Emendas 'ocultas' do governo Bolsonaro quadruplicam em relação a gestões Dilma e Temer

Publicado domingo, 20 de junho de 2021 às 08:49 h | Atualizado em 20/06/2021, 11:59 | Autor: Da Redação

As emendas aprovadas durante o governo de Jair Bolsonaro são quatro vezes maiores que as registradas durante as gestões dos ex-presidentes Dilma Roussef (PT) e Michel Temer (MDB). Essas emendas não aparecem nos sites de transparência do governo e do Congresso, apenas em troca de ofícios entre ministérios e parlamentares. 

Essas emendas ocultas ficaram conhecidas como "orçamento paralelo". Na gestão do presidente Bolsonaro, grande parte do valor enviado aos parlamentares foi utilizado para compra de máquinas agrícolas acima dos valores de tabela, gerando o apelido de "tratoraço" ao sistema.

O levantamento obtido pelo UOL via Lei de Acesso à Informação (LAI) mostra que no governo Bolsonaro foram aprovados em média anual, um total de R$ 20,7 bilhões em emendas de relator.

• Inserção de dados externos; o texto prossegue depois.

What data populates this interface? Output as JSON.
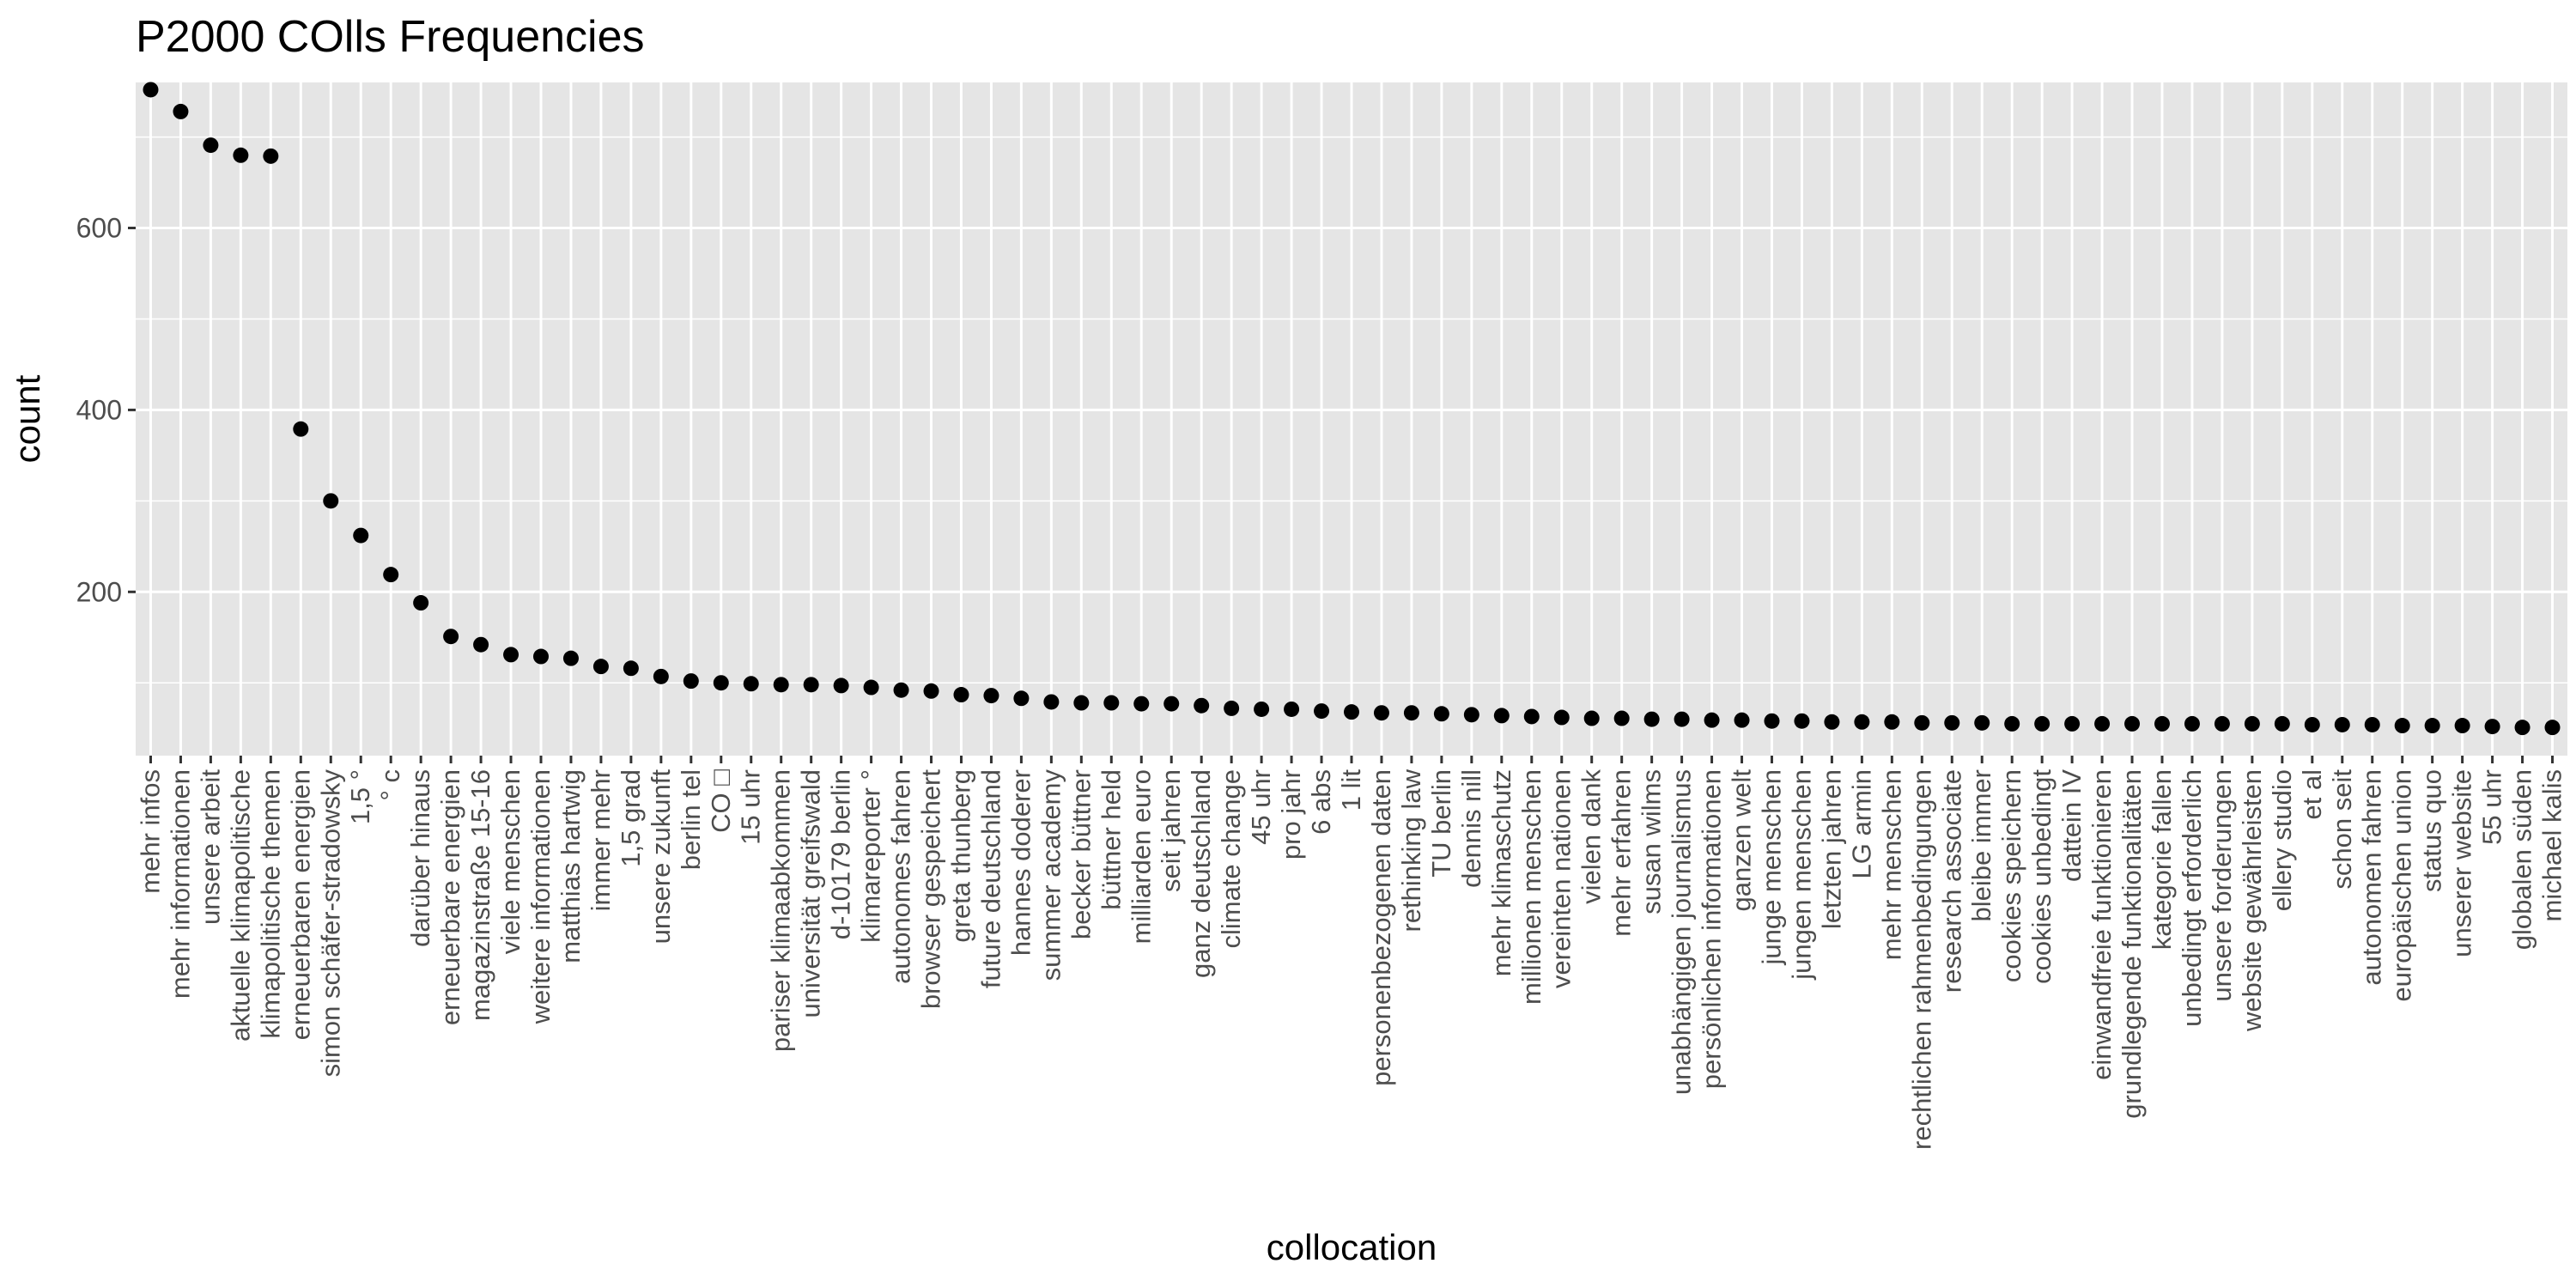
{
  "chart_data": {
    "type": "scatter",
    "title": "P2000 COlls Frequencies",
    "xlabel": "collocation",
    "ylabel": "count",
    "ylim": [
      20,
      760
    ],
    "yticks": [
      200,
      400,
      600
    ],
    "grid": true,
    "colors": {
      "panel": "#e5e5e5",
      "grid": "#ffffff",
      "point": "#000000",
      "tick_text": "#4d4d4d"
    },
    "categories": [
      "mehr infos",
      "mehr informationen",
      "unsere arbeit",
      "aktuelle klimapolitische",
      "klimapolitische themen",
      "erneuerbaren energien",
      "simon schäfer-stradowsky",
      "1,5 °",
      "° c",
      "darüber hinaus",
      "erneuerbare energien",
      "magazinstraße 15-16",
      "viele menschen",
      "weitere informationen",
      "matthias hartwig",
      "immer mehr",
      "1,5 grad",
      "unsere zukunft",
      "berlin tel",
      "CO □",
      "15 uhr",
      "pariser klimaabkommen",
      "universität greifswald",
      "d-10179 berlin",
      "klimareporter °",
      "autonomes fahren",
      "browser gespeichert",
      "greta thunberg",
      "future deutschland",
      "hannes doderer",
      "summer academy",
      "becker büttner",
      "büttner held",
      "milliarden euro",
      "seit jahren",
      "ganz deutschland",
      "climate change",
      "45 uhr",
      "pro jahr",
      "6 abs",
      "1 lit",
      "personenbezogenen daten",
      "rethinking law",
      "TU berlin",
      "dennis nill",
      "mehr klimaschutz",
      "millionen menschen",
      "vereinten nationen",
      "vielen dank",
      "mehr erfahren",
      "susan wilms",
      "unabhängigen journalismus",
      "persönlichen informationen",
      "ganzen welt",
      "junge menschen",
      "jungen menschen",
      "letzten jahren",
      "LG armin",
      "mehr menschen",
      "rechtlichen rahmenbedingungen",
      "research associate",
      "bleibe immer",
      "cookies speichern",
      "cookies unbedingt",
      "dattein IV",
      "einwandfreie funktionieren",
      "grundlegende funktionalitäten",
      "kategorie fallen",
      "unbedingt erforderlich",
      "unsere forderungen",
      "website gewährleisten",
      "ellery studio",
      "et al",
      "schon seit",
      "autonomen fahren",
      "europäischen union",
      "status quo",
      "unserer website",
      "55 uhr",
      "globalen süden",
      "michael kalis"
    ],
    "values": [
      752,
      728,
      691,
      680,
      679,
      379,
      300,
      262,
      219,
      188,
      151,
      142,
      131,
      129,
      127,
      118,
      116,
      107,
      102,
      100,
      99,
      98,
      98,
      97,
      95,
      92,
      91,
      87,
      86,
      83,
      79,
      78,
      78,
      77,
      77,
      75,
      72,
      71,
      71,
      69,
      68,
      67,
      67,
      66,
      65,
      64,
      63,
      62,
      61,
      61,
      60,
      60,
      59,
      59,
      58,
      58,
      57,
      57,
      57,
      56,
      56,
      56,
      55,
      55,
      55,
      55,
      55,
      55,
      55,
      55,
      55,
      55,
      54,
      54,
      54,
      53,
      53,
      53,
      52,
      51,
      51
    ]
  }
}
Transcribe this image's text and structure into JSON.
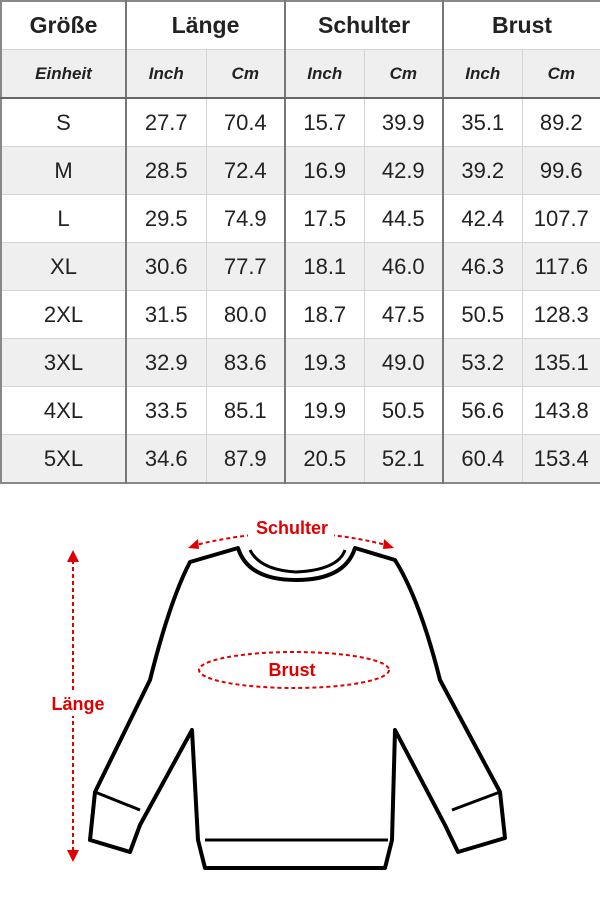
{
  "table": {
    "headers": [
      "Größe",
      "Länge",
      "Schulter",
      "Brust"
    ],
    "unit_row": {
      "label": "Einheit",
      "units": [
        "Inch",
        "Cm",
        "Inch",
        "Cm",
        "Inch",
        "Cm"
      ]
    },
    "rows": [
      {
        "size": "S",
        "values": [
          "27.7",
          "70.4",
          "15.7",
          "39.9",
          "35.1",
          "89.2"
        ]
      },
      {
        "size": "M",
        "values": [
          "28.5",
          "72.4",
          "16.9",
          "42.9",
          "39.2",
          "99.6"
        ]
      },
      {
        "size": "L",
        "values": [
          "29.5",
          "74.9",
          "17.5",
          "44.5",
          "42.4",
          "107.7"
        ]
      },
      {
        "size": "XL",
        "values": [
          "30.6",
          "77.7",
          "18.1",
          "46.0",
          "46.3",
          "117.6"
        ]
      },
      {
        "size": "2XL",
        "values": [
          "31.5",
          "80.0",
          "18.7",
          "47.5",
          "50.5",
          "128.3"
        ]
      },
      {
        "size": "3XL",
        "values": [
          "32.9",
          "83.6",
          "19.3",
          "49.0",
          "53.2",
          "135.1"
        ]
      },
      {
        "size": "4XL",
        "values": [
          "33.5",
          "85.1",
          "19.9",
          "50.5",
          "56.6",
          "143.8"
        ]
      },
      {
        "size": "5XL",
        "values": [
          "34.6",
          "87.9",
          "20.5",
          "52.1",
          "60.4",
          "153.4"
        ]
      }
    ]
  },
  "diagram": {
    "labels": {
      "shoulder": "Schulter",
      "chest": "Brust",
      "length": "Länge"
    },
    "accent_color": "#e00000"
  }
}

Como base de comparaação, no governo Temer, de 2016 a 2018, foram R$ 4,8 bilhões em média. Na gestão de Dilma, entre 2011 e 2015, foram R$ 3,8 bilhões em média por ano.

Sem considerar a inflação, as emendas de relator do governo Dilma variaram entre R$ 300 milhões a R$ 5,5 bilhões. Sob o comando de Temer, a variação foi de R$ 1,5 bilhão a R$ 5,5 bilhões. Já na gestão Bolsonaro, as emendas foram de R$ 1,9 bilhão em 2019, R$ 28 bilhões em 2020 e R$ 29 bilhões em 2021.

No entanto, o levantamento da Consultoria de Orçamento da Câmara considera as emendas apresentados e não efetivamente pagas. Em 2021, durante a execução orçamentária, o governo federal anunciou um corte de R$ 10 bilhões no montante de R$ 29 bilhões em emendas do relator.